I am plotting some plant and soil data along a transect covering the sampling years 2000-2020, testing simple one-way ANOVA with the excellent agricolae package, and doing simple explorative base plot graphs.
However, I find it difficult to manipulate with the output from the agricolae package and the base plot function, and I would now like to make a nice (preferably ggplot) graph with data in proper order in presentation quality.
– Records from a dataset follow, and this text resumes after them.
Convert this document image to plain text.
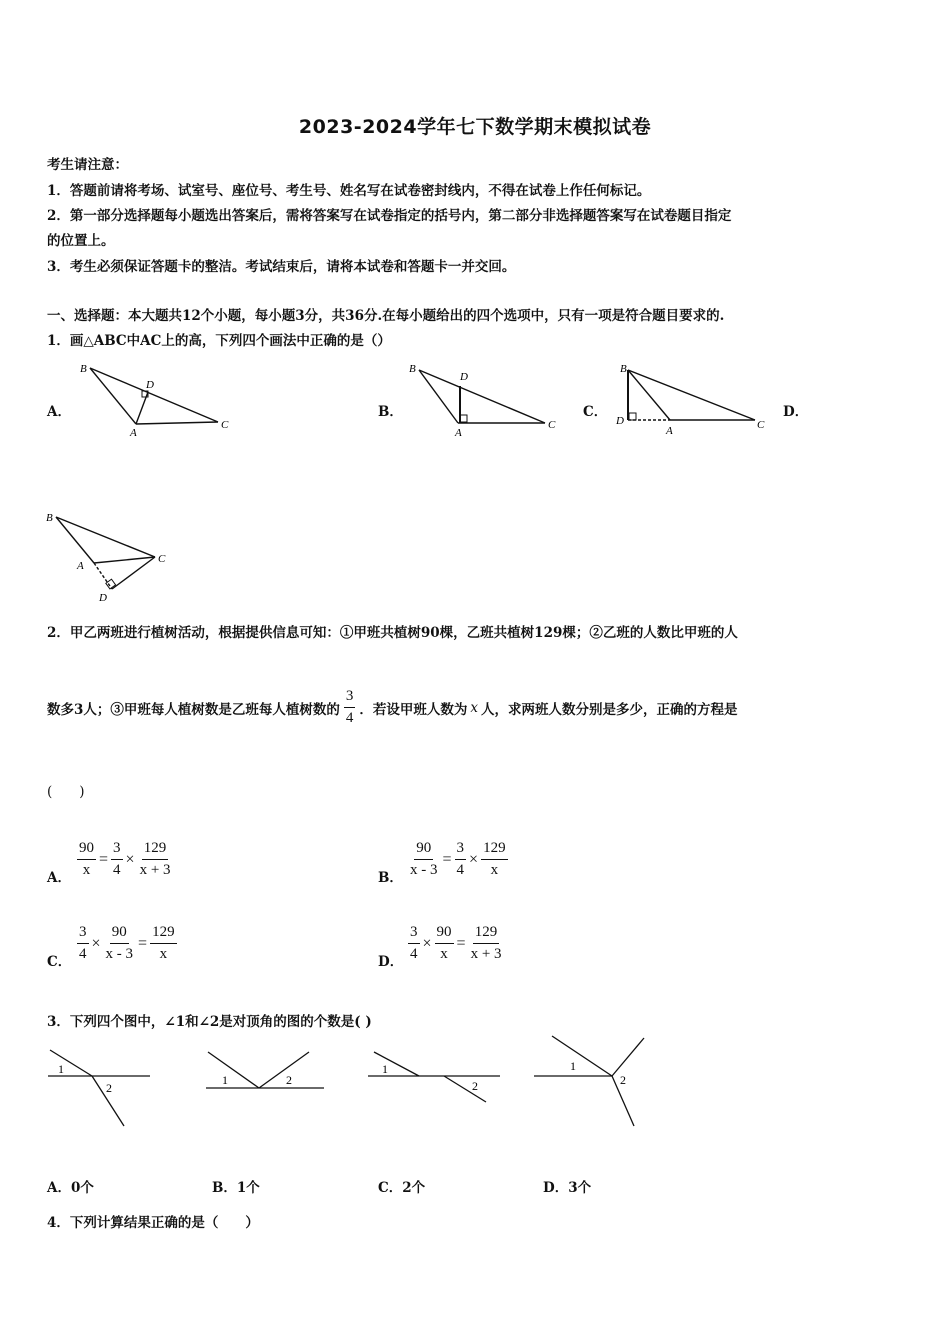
2023-2024学年七下数学期末模拟试卷
考生请注意：
1．答题前请将考场、试室号、座位号、考生号、姓名写在试卷密封线内，不得在试卷上作任何标记。
2．第一部分选择题每小题选出答案后，需将答案写在试卷指定的括号内，第二部分非选择题答案写在试卷题目指定
的位置上。
3．考生必须保证答题卡的整洁。考试结束后，请将本试卷和答题卡一并交回。
一、选择题：本大题共12个小题，每小题3分，共36分.在每小题给出的四个选项中，只有一项是符合题目要求的.
1．画△ABC中AC上的高，下列四个画法中正确的是（）
A．
B
A
C
D
B．
B
A
C
D
C．
B
A	C
D
D．
B
A
C
D
2．甲乙两班进行植树活动，根据提供信息可知：①甲班共植树90棵，乙班共植树129棵；②乙班的人数比甲班的人
数多3人；③甲班每人植树数是乙班每人植树数的 $\frac{3}{4}$ ．若设甲班人数为 x 人，求两班人数分别是多少，正确的方程是
(　　)
A． $\frac{90}{x} = \frac{3}{4} \times \frac{129}{x + 3}$	B． $\frac{90}{x - 3} = \frac{3}{4} \times \frac{129}{x}$
C． $\frac{3}{4} \times \frac{90}{x - 3} = \frac{129}{x}$	D． $\frac{3}{4} \times \frac{90}{x} = \frac{129}{x + 3}$
3．下列四个图中，∠1和∠2是对顶角的图的个数是( )
1
2
1	2
1
2
1
2
A．0个	B．1个	C．2个	D．3个
4．下列计算结果正确的是（　　）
My data (named "biochemA") looks like this:
Year Transect Depth NH4_(ug/L)
2000 1 1 391,777
2009 1 1 471,616
2011 1 1 362,964
2013 1 1 348,208
2015 1 1 234,341
2017 1 1 768,844
2019 1 1 599,063
2020 1 1 912,435
2000 2 1 452,272
2009 2 1 391,134
2011 2 1 285,286
2013 2 1 755,01
2015 2 1 376,022
2017 2 1 1205,095
2019 2 1 2940,163
2020 2 1 298,487
2000 3 1 1409,322
2009 3 1 847,658
2011 3 1 332,635
2013 3 1 487,695
2015 3 1 337,721
2017 3 1 1702,21
2019 3 1 2684,409
2020 3 1 448,644
modelNH4<-aov(biochemA$NH4_(ug/L) ~ Year, data = biochemA) out_NH4 <- HSD.test(modelNH4,"Year", group=TRUE,console=TRUE) plot(out_NH4,main="NH4", xlab="Year", ylab="μg/g soil", las=2)
This gives me a graph like this:
which is fine for exploratory purposes. However, I would like to plot it with the years on the x-axis in chronological order (2020-2000), whereas the base plot function automatically displays the graphs by decreasing means. Also I would like to show standard error and not standard deviations.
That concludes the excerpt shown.